Elezioni anticipate malumori sopiti

La campagna elettorale, se mai fosse finita, è già ripartita, a riprova che siamo il Paese che alle urne pensa in continuazione. Ma che cosa cambierà un voto a così breve distanza dal precedente? In molti pensano che non cambierà nulla: secondo me sbagliano perché forma e contenuto sono già cambiati.
Quella dei mesi scorsi è stata una campagna elettorale giocata su un tiro al bersaglio contro Renzi e su promesse oggettivamente impossibili da mantenere. Ogni volta che si va alle urne c’è sempre un cattivo, un capro espiatorio su cui scaricare la rabbia degli elettori. Infatti, il più delle volte (anche nei referendum) si vota contro qualcuno e non per qualcosa. Questa volta il bersaglio è già pronto: si chiama Mattarella. I 5 Stelle, per non perdere tempo, ne hanno già chiesto la messa in stato di accusa per tradimento della Costituzione. Sanno di fare un buco nell’acqua perché, tra l’altro, un parlamento ed un governo balneare non hanno il tempo neanche per istruire il procedimento. I 5 Stelle, con questa mossa, vogliono posizionarsi in prima fila nello scontro istituzionale in atto. E non vogliono apparire meno determinati della Lega in questo braccio di ferro. Quando Mattarella scioglierà le Camere, dopo che Cottarelli non avrà ottenuto la fiducia, accuseranno il presidente anche di aver tramato per impedire al Parlamento di decretare l’impeachment.

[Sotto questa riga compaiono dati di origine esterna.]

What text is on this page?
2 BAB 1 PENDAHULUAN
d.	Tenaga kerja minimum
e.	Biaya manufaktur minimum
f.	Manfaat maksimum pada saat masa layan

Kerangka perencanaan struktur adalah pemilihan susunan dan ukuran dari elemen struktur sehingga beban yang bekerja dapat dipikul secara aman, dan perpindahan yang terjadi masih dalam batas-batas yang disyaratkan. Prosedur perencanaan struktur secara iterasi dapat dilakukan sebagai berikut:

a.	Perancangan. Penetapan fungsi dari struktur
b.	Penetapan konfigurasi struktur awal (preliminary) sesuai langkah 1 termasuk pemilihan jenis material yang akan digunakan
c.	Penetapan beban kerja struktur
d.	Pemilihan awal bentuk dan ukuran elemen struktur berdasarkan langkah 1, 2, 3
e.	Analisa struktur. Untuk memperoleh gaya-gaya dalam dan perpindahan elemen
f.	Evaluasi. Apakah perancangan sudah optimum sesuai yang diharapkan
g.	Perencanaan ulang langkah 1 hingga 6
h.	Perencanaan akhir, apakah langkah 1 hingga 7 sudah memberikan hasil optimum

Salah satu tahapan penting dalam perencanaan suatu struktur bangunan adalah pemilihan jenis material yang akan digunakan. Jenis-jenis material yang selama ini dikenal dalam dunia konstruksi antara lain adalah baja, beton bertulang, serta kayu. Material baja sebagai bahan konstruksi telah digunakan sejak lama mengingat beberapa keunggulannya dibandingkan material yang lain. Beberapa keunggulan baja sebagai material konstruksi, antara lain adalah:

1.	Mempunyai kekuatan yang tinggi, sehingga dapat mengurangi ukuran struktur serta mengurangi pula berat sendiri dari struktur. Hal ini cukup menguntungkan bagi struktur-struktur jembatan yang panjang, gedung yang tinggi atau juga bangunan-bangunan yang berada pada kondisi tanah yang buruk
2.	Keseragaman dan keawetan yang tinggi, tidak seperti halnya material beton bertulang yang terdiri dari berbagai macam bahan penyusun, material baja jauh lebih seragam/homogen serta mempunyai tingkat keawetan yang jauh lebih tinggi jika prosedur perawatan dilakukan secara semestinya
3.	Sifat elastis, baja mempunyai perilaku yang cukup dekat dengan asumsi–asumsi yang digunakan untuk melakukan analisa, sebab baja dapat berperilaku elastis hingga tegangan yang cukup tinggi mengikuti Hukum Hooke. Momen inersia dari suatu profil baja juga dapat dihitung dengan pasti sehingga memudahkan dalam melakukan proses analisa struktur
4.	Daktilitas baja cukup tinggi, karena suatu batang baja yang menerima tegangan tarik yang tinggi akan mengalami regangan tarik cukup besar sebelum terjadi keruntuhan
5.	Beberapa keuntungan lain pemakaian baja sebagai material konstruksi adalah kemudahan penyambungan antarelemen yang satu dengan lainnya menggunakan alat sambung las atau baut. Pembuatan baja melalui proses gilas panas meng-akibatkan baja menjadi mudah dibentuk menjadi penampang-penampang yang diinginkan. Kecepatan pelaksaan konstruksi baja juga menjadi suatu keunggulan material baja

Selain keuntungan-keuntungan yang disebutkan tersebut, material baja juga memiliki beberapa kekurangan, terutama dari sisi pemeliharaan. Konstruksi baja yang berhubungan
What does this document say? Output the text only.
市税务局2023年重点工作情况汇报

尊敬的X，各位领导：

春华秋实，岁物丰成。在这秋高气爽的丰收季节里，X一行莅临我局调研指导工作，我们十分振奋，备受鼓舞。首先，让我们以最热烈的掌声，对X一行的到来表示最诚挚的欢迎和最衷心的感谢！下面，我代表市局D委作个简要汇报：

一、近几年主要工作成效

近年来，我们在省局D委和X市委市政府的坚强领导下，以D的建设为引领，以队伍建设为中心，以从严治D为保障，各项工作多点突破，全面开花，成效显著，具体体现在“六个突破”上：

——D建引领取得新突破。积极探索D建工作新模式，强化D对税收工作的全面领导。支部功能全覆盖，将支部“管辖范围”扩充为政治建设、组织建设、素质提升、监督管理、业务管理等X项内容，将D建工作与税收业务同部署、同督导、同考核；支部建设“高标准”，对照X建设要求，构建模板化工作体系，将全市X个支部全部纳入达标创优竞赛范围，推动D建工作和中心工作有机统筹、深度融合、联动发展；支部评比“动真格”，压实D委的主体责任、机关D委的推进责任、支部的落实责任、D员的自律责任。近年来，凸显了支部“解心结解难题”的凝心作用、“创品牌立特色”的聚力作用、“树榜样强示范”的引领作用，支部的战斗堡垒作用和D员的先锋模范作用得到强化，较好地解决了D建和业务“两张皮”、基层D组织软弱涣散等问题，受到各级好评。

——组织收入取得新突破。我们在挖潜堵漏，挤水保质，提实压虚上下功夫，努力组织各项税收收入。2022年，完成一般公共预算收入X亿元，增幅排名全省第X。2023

Altro contenuto centrale, passato in sordina lo scorso inverno sarà l’euro. Di uscita dalla moneta unica non si era parlato più di tanto nel mare incantato delle promesse. Ora lo scontro voluto da Salvini, issando Paolo Savona per bandiera, sposterà la campagna elettorale su tale tema, col corollario della revisione dei trattati europei. «Voglio un’Europa diversa, più forte, ma più equa», aveva dichiarato Savona nel tentativo di allontanare da sé la leggenda dello sfascia carrozze. Dichiarazione che in campagna elettorale diventerà il coro contro Mattarella, la Merkel, e i paesi nordici. I tedeschi ci hanno messo del loro, a favore di Salvini, nel definirci accattoni e arlecchini. Ora verranno a galla i mal di pacia sopiti degli italiani nei confronti di una Germania superba e predatrice. L’Italia non ha mai interferito nella nomina di un premier o un ministro straniero (anche perché non se lo può permettere), alla Lega è stata data la bomba atomica: «non vogliamo che sia Bruxelles a decidere a casa nostra, sulla nostra democrazia ». Giorgio Napolitano per sfrattare Berlusconi aveva messo in campo il governo Monti sotto dettatura europea, senza ricevere critiche; Mattarella non otterrà lo stesso trattamento.
Se passava Savona, l’uomo forte del governo sarebbe stato Salvini, non Di Maio, nonostante il premier Conte fosse stato indicato dai 5 Stelle. Se invece Savona non passava, come è accaduto, la Lega si sarebbe giocata alla grande questa carta. Si poteva evitare tale dilemma? Sembra ieri ma è cambiato un mondo.